Medicine is full of hierarchy.  We learn it in medical school.  Third and fourth  year students wear short lab coats.  Interns, residents and staff wear long coats…or no coats.

Specialists are treated with favor by hospitals; non-specialists are supposed to make things better for specialists.  Follow the money.

Today I called to talk to an opthalmologist out of town.  We don’t have one on call…ever.  It had to do with a patient who had a chemical cleaner splash in his eye.

The operator, at the referral center, asked the secretary:  ‘Does Dr. Leap have to speak to him now?  I mean, can’t it wait till Monday?’  She was told it couldn’t.

Next, she said:  ‘I won’t get the ophthalmologist until Dr.
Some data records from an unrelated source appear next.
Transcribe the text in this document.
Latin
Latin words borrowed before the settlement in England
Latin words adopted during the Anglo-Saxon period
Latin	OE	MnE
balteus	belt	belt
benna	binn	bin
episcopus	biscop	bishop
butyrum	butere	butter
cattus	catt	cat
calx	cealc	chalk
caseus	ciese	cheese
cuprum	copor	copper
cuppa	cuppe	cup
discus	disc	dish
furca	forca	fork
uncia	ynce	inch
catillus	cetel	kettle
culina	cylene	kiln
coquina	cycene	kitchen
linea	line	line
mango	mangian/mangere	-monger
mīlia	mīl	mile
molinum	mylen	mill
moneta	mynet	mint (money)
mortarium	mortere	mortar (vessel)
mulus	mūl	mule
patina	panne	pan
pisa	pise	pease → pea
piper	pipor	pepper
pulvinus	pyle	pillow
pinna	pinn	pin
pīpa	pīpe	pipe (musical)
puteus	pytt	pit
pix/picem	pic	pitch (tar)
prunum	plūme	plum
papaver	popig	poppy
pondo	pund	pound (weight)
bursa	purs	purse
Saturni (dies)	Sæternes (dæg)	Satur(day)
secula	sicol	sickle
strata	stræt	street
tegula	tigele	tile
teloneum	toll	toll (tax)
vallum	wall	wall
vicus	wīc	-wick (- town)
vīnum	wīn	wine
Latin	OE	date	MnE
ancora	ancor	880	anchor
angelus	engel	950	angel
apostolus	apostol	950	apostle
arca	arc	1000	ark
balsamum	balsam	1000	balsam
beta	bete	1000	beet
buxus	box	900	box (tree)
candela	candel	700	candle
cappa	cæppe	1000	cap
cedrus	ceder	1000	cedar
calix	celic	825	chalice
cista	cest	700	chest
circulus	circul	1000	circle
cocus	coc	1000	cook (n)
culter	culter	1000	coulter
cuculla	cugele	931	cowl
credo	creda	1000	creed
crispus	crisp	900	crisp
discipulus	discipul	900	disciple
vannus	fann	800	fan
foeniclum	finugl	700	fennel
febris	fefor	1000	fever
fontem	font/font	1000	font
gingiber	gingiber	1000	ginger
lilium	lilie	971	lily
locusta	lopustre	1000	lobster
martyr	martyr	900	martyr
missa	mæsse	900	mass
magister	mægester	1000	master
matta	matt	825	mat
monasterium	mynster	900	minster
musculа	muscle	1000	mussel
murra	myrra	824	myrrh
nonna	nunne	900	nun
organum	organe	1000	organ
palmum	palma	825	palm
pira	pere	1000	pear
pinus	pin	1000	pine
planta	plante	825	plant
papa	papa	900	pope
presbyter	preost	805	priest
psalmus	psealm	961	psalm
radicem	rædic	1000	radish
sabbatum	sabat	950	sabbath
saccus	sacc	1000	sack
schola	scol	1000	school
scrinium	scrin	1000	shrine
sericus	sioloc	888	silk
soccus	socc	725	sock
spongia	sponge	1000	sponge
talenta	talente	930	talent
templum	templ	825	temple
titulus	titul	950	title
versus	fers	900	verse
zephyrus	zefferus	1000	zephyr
Leap is sitting by the phone, ready to speak to him.’  Makes sense.  Most of my shift in the ER is spent napping and playing X-box.  Right.
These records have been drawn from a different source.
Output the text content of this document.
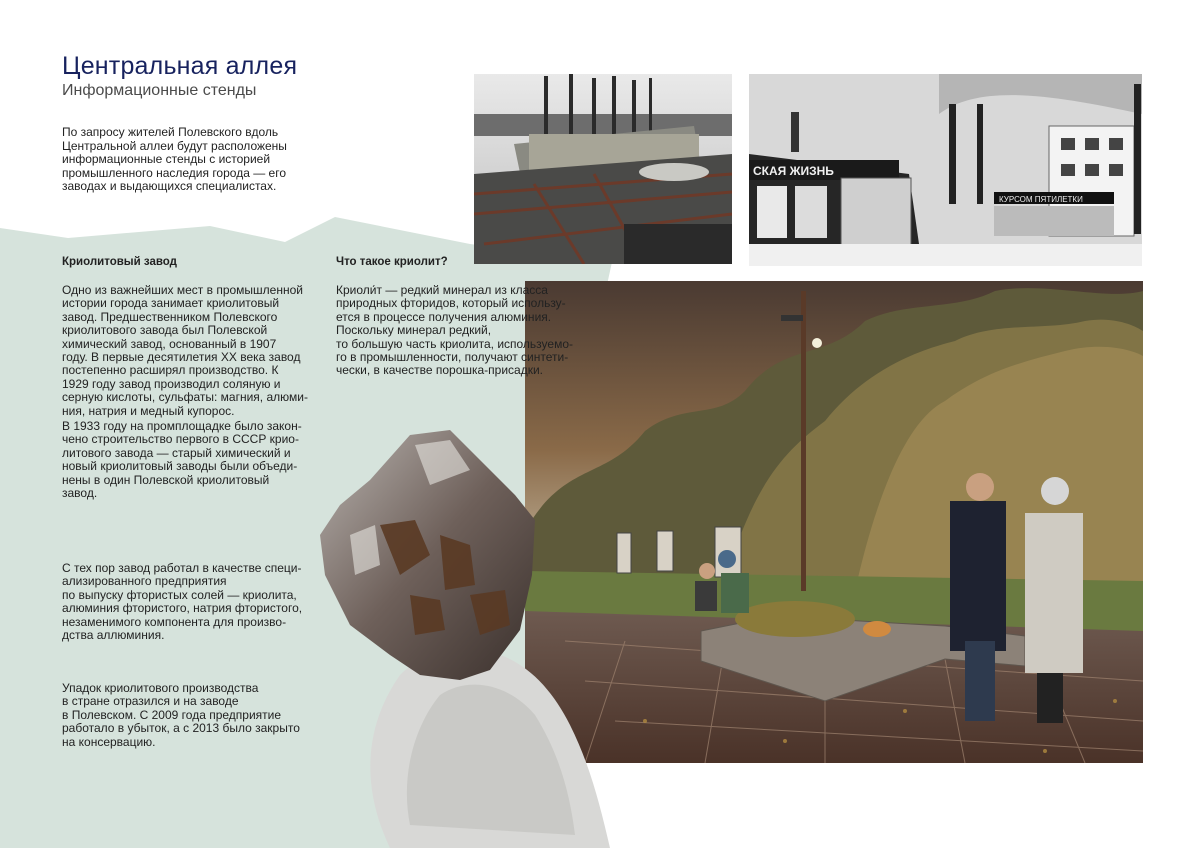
Центральная аллея
Информационные стенды
По запросу жителей Полевского вдоль Центральной аллеи будут расположены информационные стенды с историей промышленного наследия города — его заводах и выдающихся специалистах.
СКАЯ ЖИЗНЬ
КУРСОМ ПЯТИЛЕТКИ
Криолитовый завод	Что такое криолит?
Одно из важнейших мест в промышленной
истории города занимает криолитовый
завод. Предшественником Полевского
криолитового завода был Полевской
химический завод, основанный в 1907
году. В первые десятилетия XX века завод
постепенно расширял производство. К
1929 году завод производил соляную и
серную кислоты, сульфаты: магния, алюми-
ния, натрия и медный купорос.
В 1933 году на промплощадке было закон-
чено строительство первого в СССР крио-
литового завода — старый химический и
новый криолитовый заводы были объеди-
нены в один Полевской криолитовый
завод.
С тех пор завод работал в качестве специ-
ализированного предприятия
по выпуску фтористых солей — криолита,
алюминия фтористого, натрия фтористого,
незаменимого компонента для произво-
дства аллюминия.
Упадок криолитового производства
в стране отразился и на заводе
в Полевском. С 2009 года предприятие
работало в убыток, а с 2013 было закрыто
на консервацию.
Криоли́т — редкий минерал из класса
природных фторидов, который использу-
ется в процессе получения алюминия.
Поскольку минерал редкий,
то большую часть криолита, используемо-
го в промышленности, получают синтети-
чески, в качестве порошка-присадки.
In his defense, he was polite and helpful.  But he was part of a higher eschelon.  He was an important specialist, worth of protection and favor.  One that a lesser serf like me had better:  a) have a very good reason to bother him and b) make it as convenient as possible.

Unlike what I was once told by an administrator, as I waded through unending chaos.  ‘Dr. Leap, there’s a different expectation.  When people leave the ER, they expect to go to a better place.’


All doctors are equal.  but some are more equal than others.